El vuelo 2160 de American Airlines proveniente de Boston acaba de aterrizar en Washington D. C., y Bette Nash, de 81 años, ayuda a los pasajeros a desembarcar. En la cabina del Airbus, la saludan, le toman fotos, le agradecen.

Después de seis décadas surcando los cielos como azafata, Nash mantiene un estilo impecable, una energía increíble y una sonrisa constante. Perdió solo una cosa: el anonimato.

Kendra Taylor, una pasajera, está exultante tras tomarse una selfi con la octogenaria: “Cuando la vi, pensé, Dios, ella es la que vi en la televisión la semana pasada”.

Nash, de traje oscuro con una colorida bufanda, el pelo recogido en un moño, se presta para los cumplidos.
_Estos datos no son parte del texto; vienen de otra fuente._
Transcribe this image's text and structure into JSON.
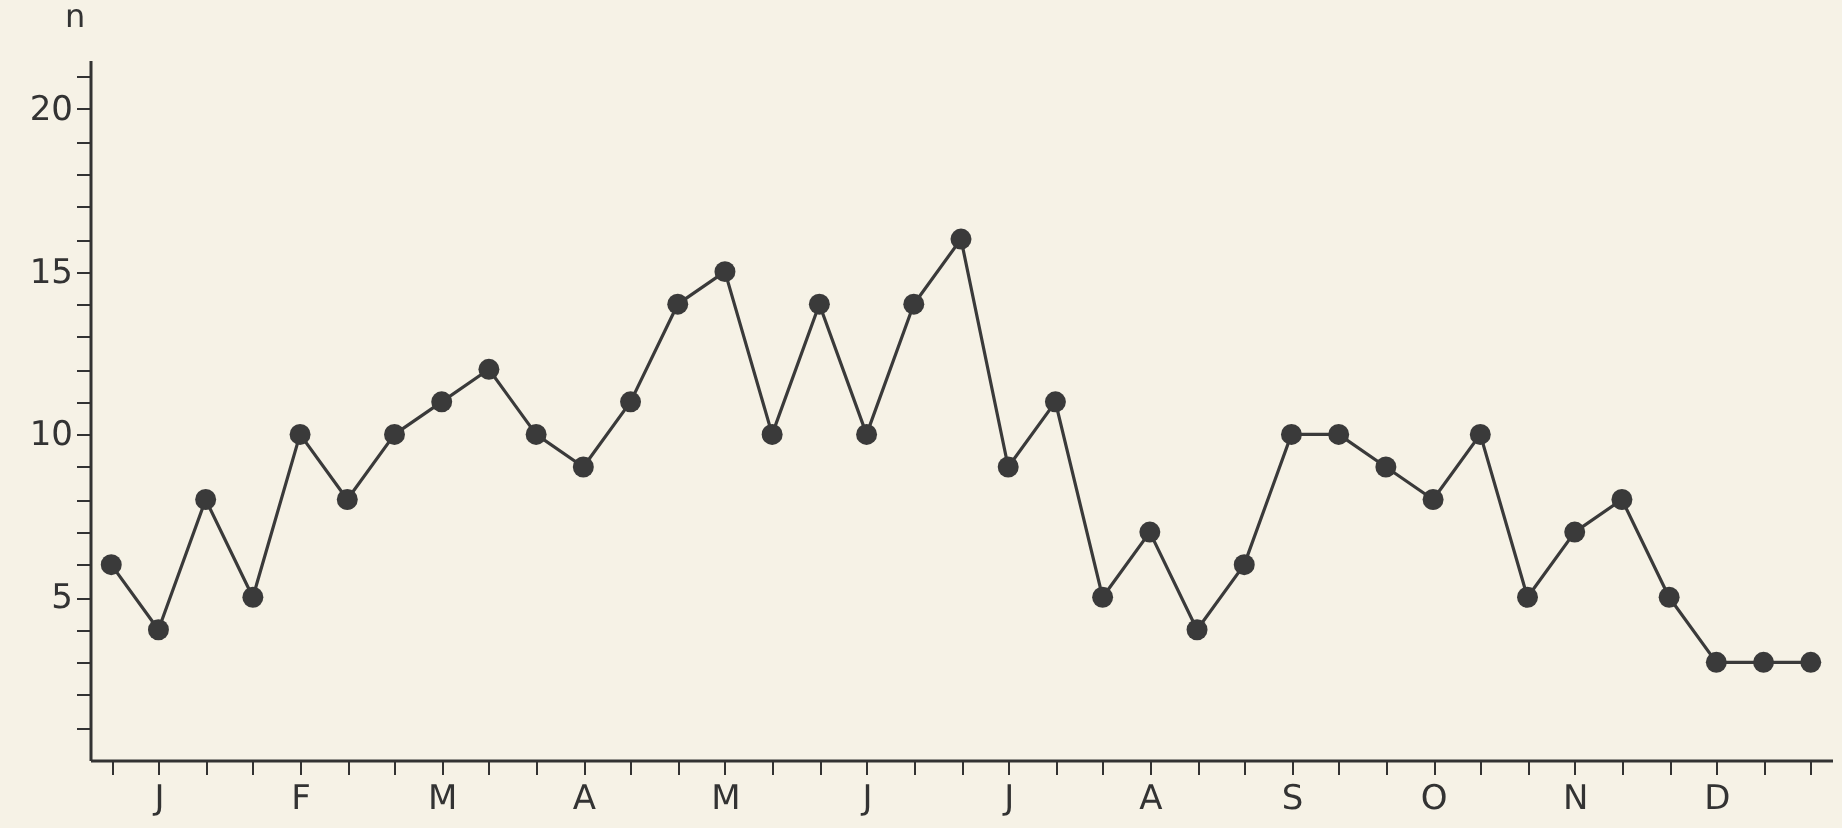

Es la estrella indiscutible del avión, no el capitán, Mike Margiotta, que sale de la cabina.

“Muy profesional”, dice de la azafata. “Tiene ese toque de la vieja escuela, que recuerda los buenos viejos tiempos”.

En Estados Unidos, los pilotos deben retirarse a los 65 años, pero no los auxiliares de vuelo comerciales, de los cuales Nash es presumiblemente la decana mundial.

Al verla trotando de arriba a abajo por los pasillos de la terminal aérea, arrastrando su maleta, es difícil no dejarse llevar por las palabras de admiración que se escuchan sobre ella.

“Me levanto a las 02:10. Tengo dos despertadores y, cuando suenan, ¡no me quedo en la cama!”, asegura.

En su casa en Virginia, muy cerca de la capital estadounidense, prepara comida para su único hijo, con discapacidad, que la estará esperando a su regreso a tierra firme.

Toda arreglada y tras desayunar “un par de huevos”, llega antes del amanecer al Aeropuerto Nacional Ronald Reagan. Su vuelo favorito es el “Washington-Boston-Washington”, que puede elegir debido a su notable antigüedad.

Tenía 21 años, bajo la presidencia de Dwight Eisenhower, cuando la hoy desaparecida aerolínea Eastern Air Lines la reclutó como ‘azafata’, un término que en inglés se ha vuelto obsoleto ante el de “asistente de vuelo”.

Cuando comenzó a volar, el transporte aéreo era una prerrogativa de la élite. “Había muchos empresarios y las mujeres entraban con sus abrigos de piel, sus joyas, sus sombreros; no veíamos las chanclas y las zapatillas deportivas de hoy”, cuenta.

Sus propios uniformes variaron a través de los años: fueron conservadores, elegantes e incluso “salvajes”.